The second London 2062 event was last Wednesday, on the theme of housing. These seminars are a collaboration between Future of London and UCL, where we are bringing together our practitioner and academic networks to discuss how the work we do now and in the next few years can influence positively London’s longer-term future.
We had four speakers to kick-start the debate:
David Lunts began with a look back to 1962 to consider that some things have changed, while others remain constant. Political and social events have had huge effects on the house building landscape over the last fifty years, and will continue to do so. However, we can predict with a reasonable degree of certainty that London’s house prices will continue to rise, meaning that the challenge of providing affordable housing for a growing population is not going away.
Ben Campkin, architectural historian, used the case studies of the Aylesbury and Heygate Estates to highlight the complexity of housing regeneration projects.
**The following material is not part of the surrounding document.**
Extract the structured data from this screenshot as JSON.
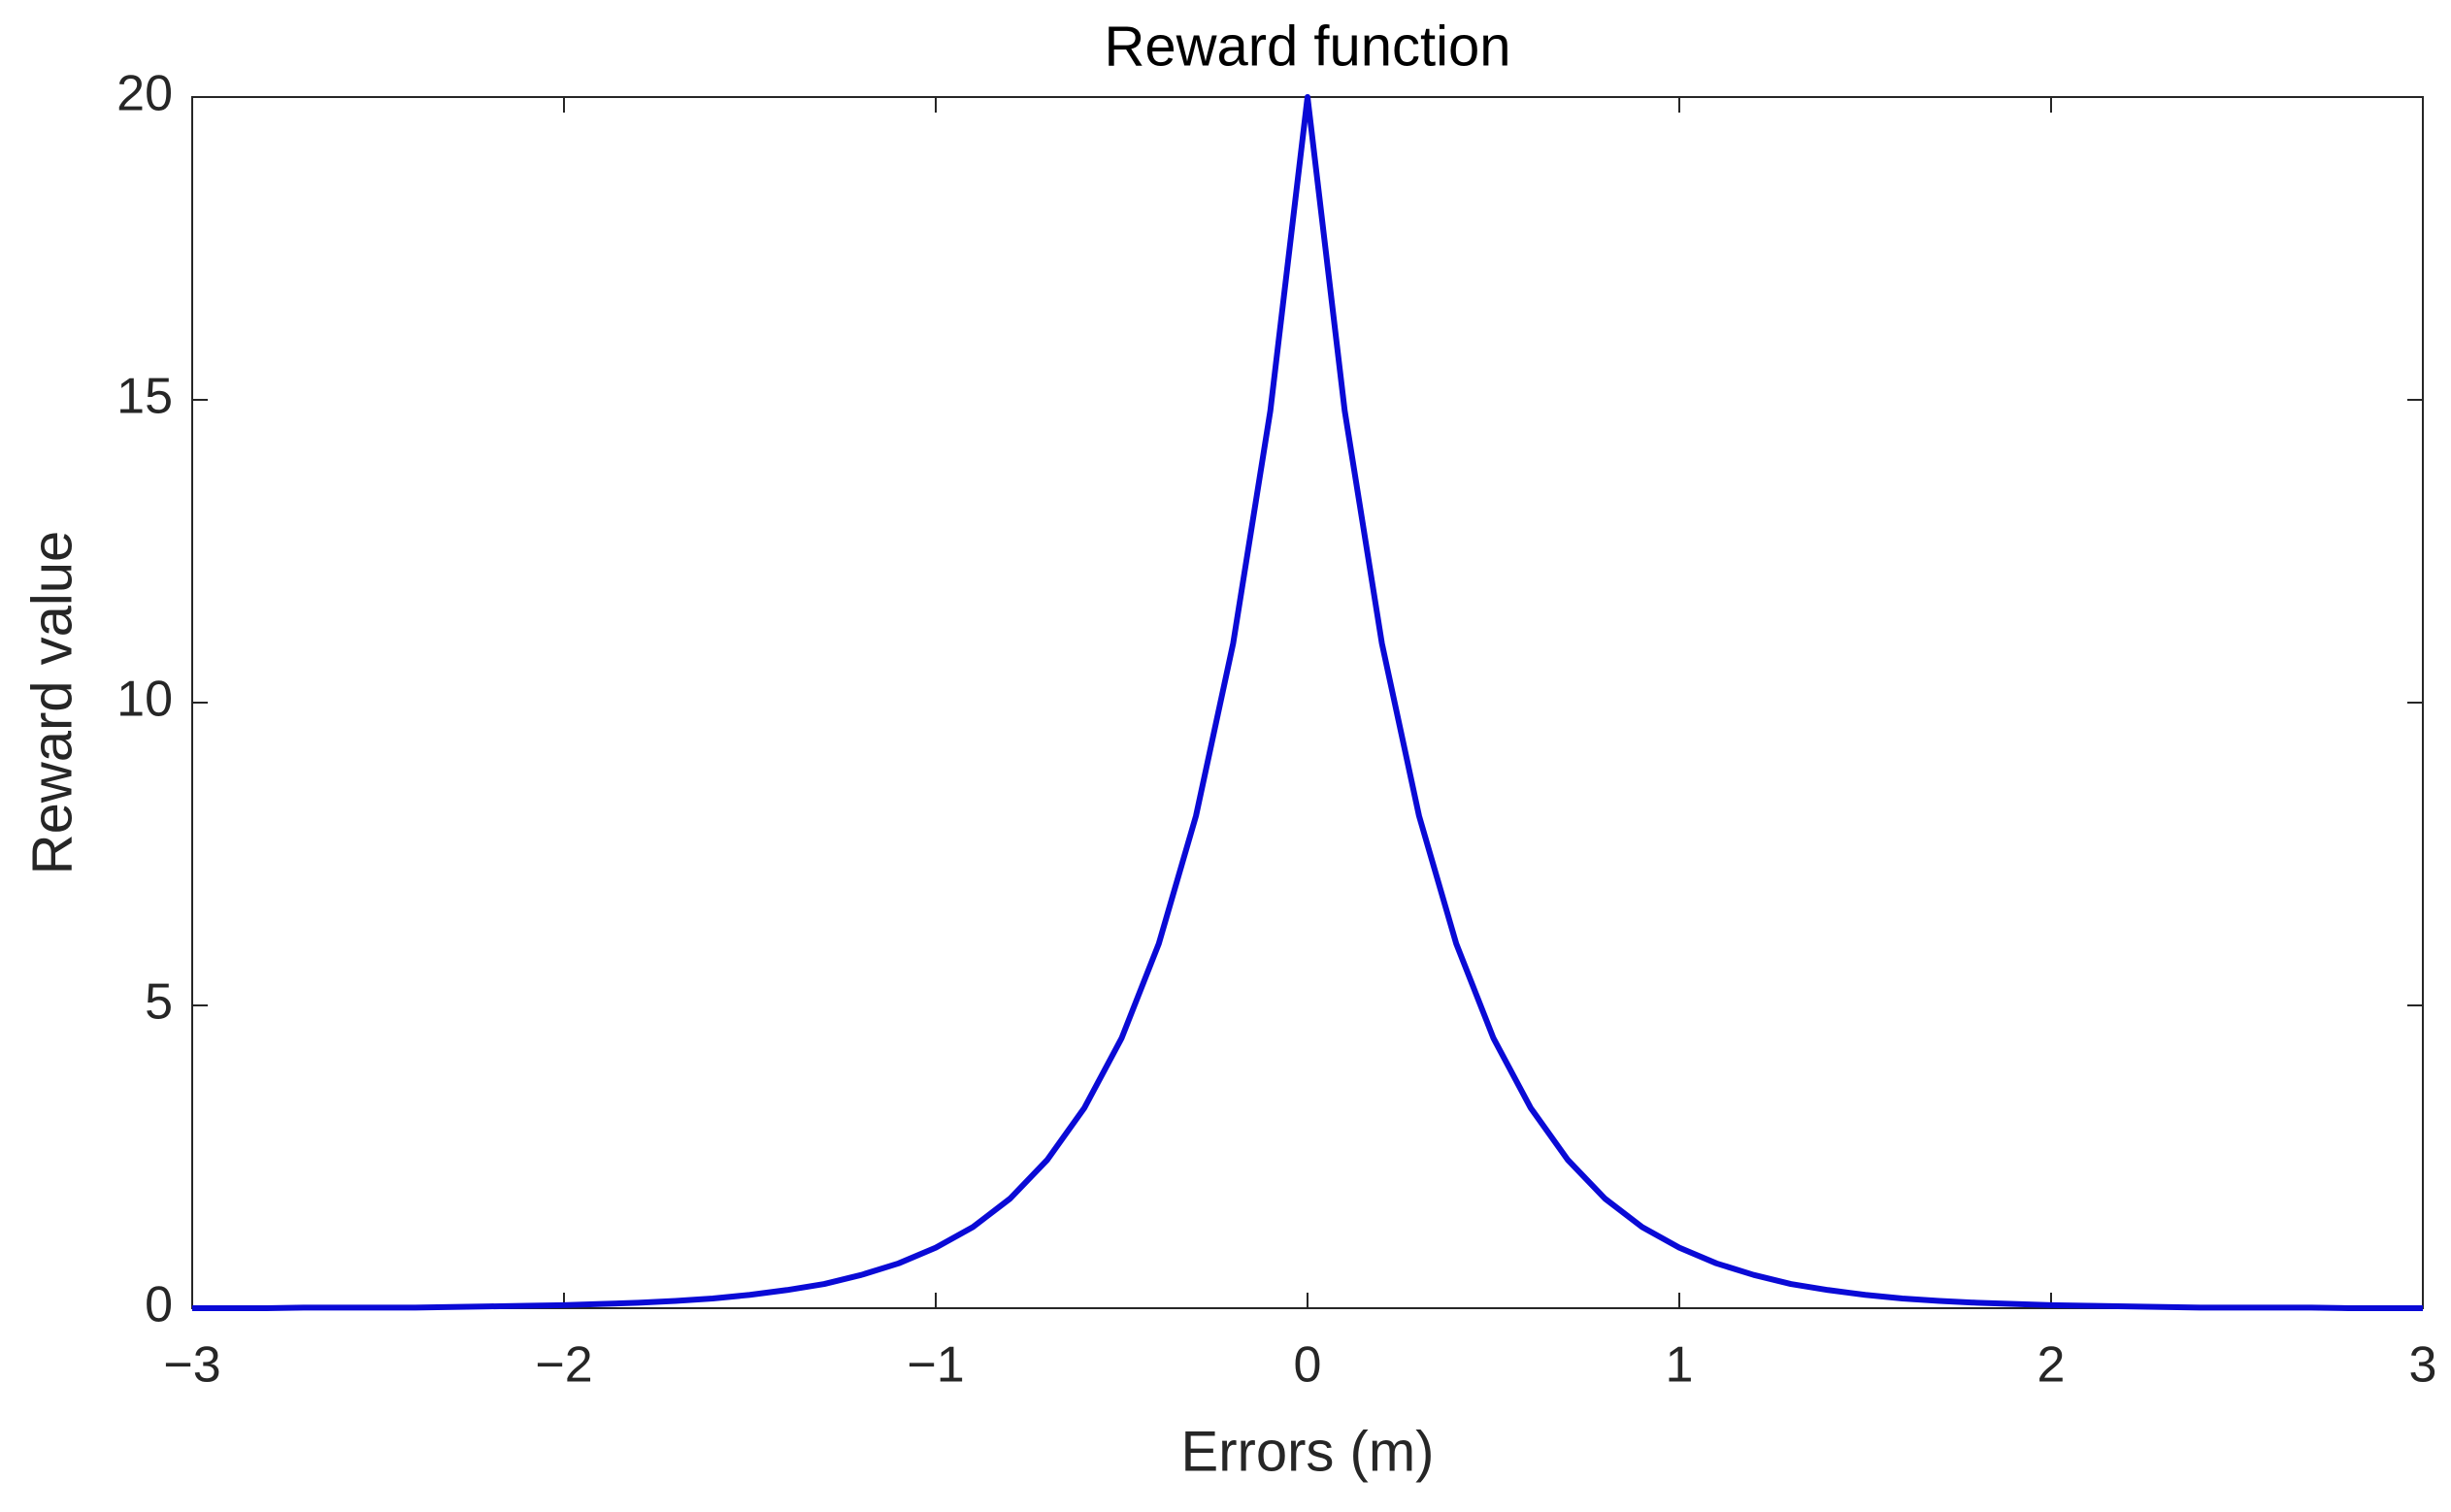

He agreed that there were huge challenges with such estates, and that many of these were due to political and economic decisions that were made when they were being designed and built, signifying the importance of learning from past mistakes.
Dave Baptiste, London Borough of Ealing, talked about the challenges of delivering housing on the ground, and his efforts to balance social, economic and environmental concerns in Ealing’s housing programme, at the same time as dealing with high levels of housing need. He shared a case study of Copley House, an Ealing estate where they are retaining and significantly refurbishing two thirds of the units.
Finally, Sofie Pelsmakers, architect and doctoral researcher, revealed her predictions for a dangerously hot London in 2062, and a five-point retrofit strategy for London’s buildings to mitigate against, and adapt to, the changing climate. This strategy involves employing techniques that are commonplace in similarly hot cities. She called for a shift in focus from unrealistic zero carbon targets to retrofit, and for London Boroughs to have the foresight to rise to this challenge.